Author: Robert Hough
Genre: Historical Fiction
# Pages: 422
Date Published: 2001
5-Star Rating: 4
Would you recommend it?: Yes
I am always attracted to books with a captivating cover. I know, I know, one shouldn’t judge a book by its cover. But I always do. Sometimes this tendency has led me astray, but more often than not, promising covers have led to rewarding reads. The Final Confession of Mabel Stark is one such novel. Reminiscent of old circus posters from the 1920s, the circus’s golden age, the cover features bright colors and bold graphics. In the center: a petite blonde in thigh-high boots and an ornate jacket directs a lineup of at least six tigers, all of which are double her size. They look ferocious with their mouths open wide and their claws bared. Who wouldn’t pick up this enchanting book?
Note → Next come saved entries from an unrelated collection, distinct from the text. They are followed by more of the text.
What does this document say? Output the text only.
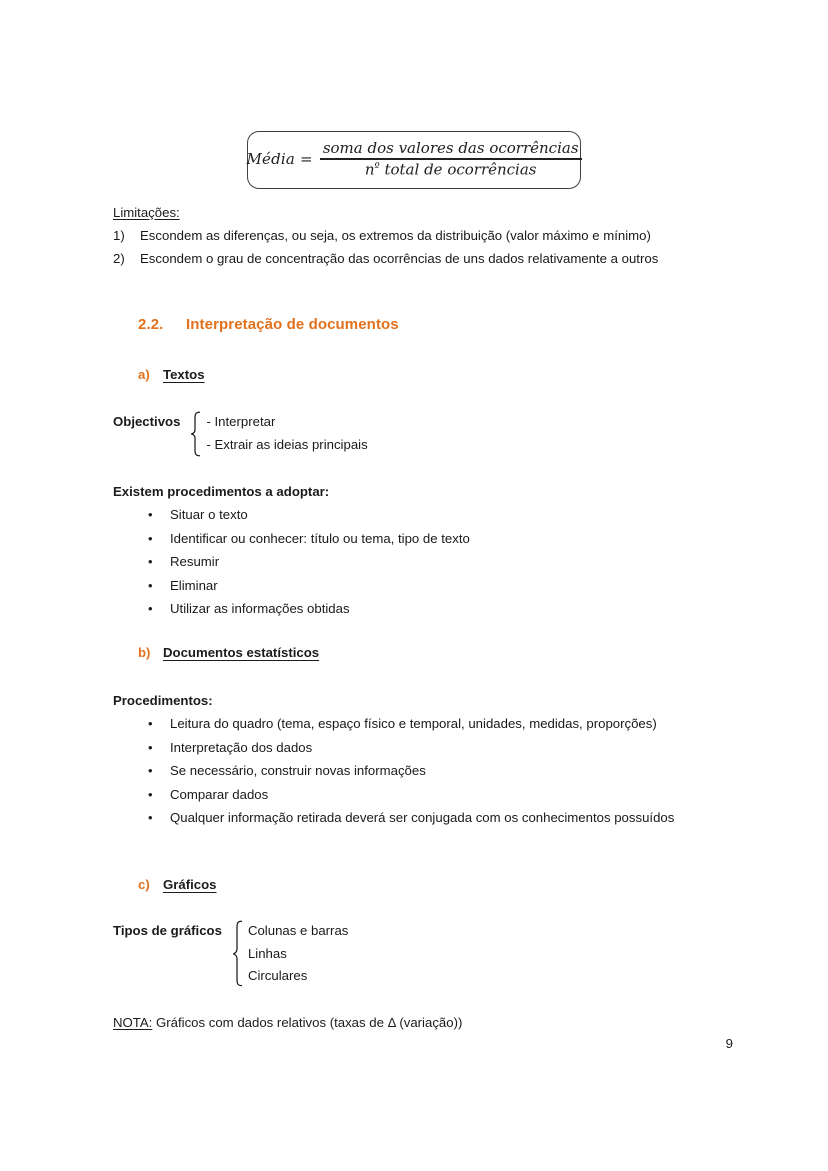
Média = $\frac{\text{soma dos valores das ocorrências}}{n^º total de ocorrências}$
Limitações:
1)	Escondem as diferenças, ou seja, os extremos da distribuição (valor máximo e mínimo)
2)	Escondem o grau de concentração das ocorrências de uns dados relativamente a outros
2.2. Interpretação de documentos
a) Textos
Objectivos - Interpretar
- Extrair as ideias principais
Existem procedimentos a adoptar:
•	Situar o texto
•	Identificar ou conhecer: título ou tema, tipo de texto
•	Resumir
•	Eliminar
•	Utilizar as informações obtidas
b) Documentos estatísticos
Procedimentos:
•	Leitura do quadro (tema, espaço físico e temporal, unidades, medidas, proporções)
•	Interpretação dos dados
•	Se necessário, construir novas informações
•	Comparar dados
•	Qualquer informação retirada deverá ser conjugada com os conhecimentos possuídos
c) Gráficos
Tipos de gráficos Colunas e barras
Linhas
Circulares
NOTA: Gráficos com dados relativos (taxas de Δ (variação))
9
A more fitting cover could not have been made for this novel as it captures all of the story’s major elements. The Final Confession of Mabel Stark is the story of the greatest female tiger trainer of all time, Mabel Stark. The novel covers the entirety of Mabel’s life, from her early circus days in the 1910s until her death in 1968, and all her husbands in between. Mabel married a whopping five times. However, her relationships with her beloved tigers always came first.
Brave and brazen, yet still insecure and lonely, Mabel is a fascinating character. Making her easy to relate to and even easier to love, Robert Hough mesmerizes his readers with his depiction of Mabel’s charisma and strength, just as she mesmerized her fans in the big tops so long ago. Not only does Mabel’s character come alive in this novel, so too do the characters of her many husbands. We meet all of them, each one as unique and eccentric as the last.
The circus age also comes alive in The Final Confession of Mabel Stark, with all the colorful side characters one would expect out of a circus story, and maybe even a few one wouldn’t. I found myself looking up facts and further historic details in between chapters, enamored of the rich and exciting world Robert Hough has crafted. Although Hough’s bountiful imagination makes this novel an entertaining read, his skills as a researcher and biographer are equally as impressive. The research notes he includes at the end of the novel are almost as entertaining as the story itself. He plainly lays out the historical facts within the book and draws attention to the areas in which he took liberties. From my own research, I found that most of the novel aligns quite well with the true events.
The only flaw I can see with this text is the length. It can drag in some parts and at 422 pages it is definitely a commitment. However, the richness of the story and the characters within it make up for that extra weight in your backpack.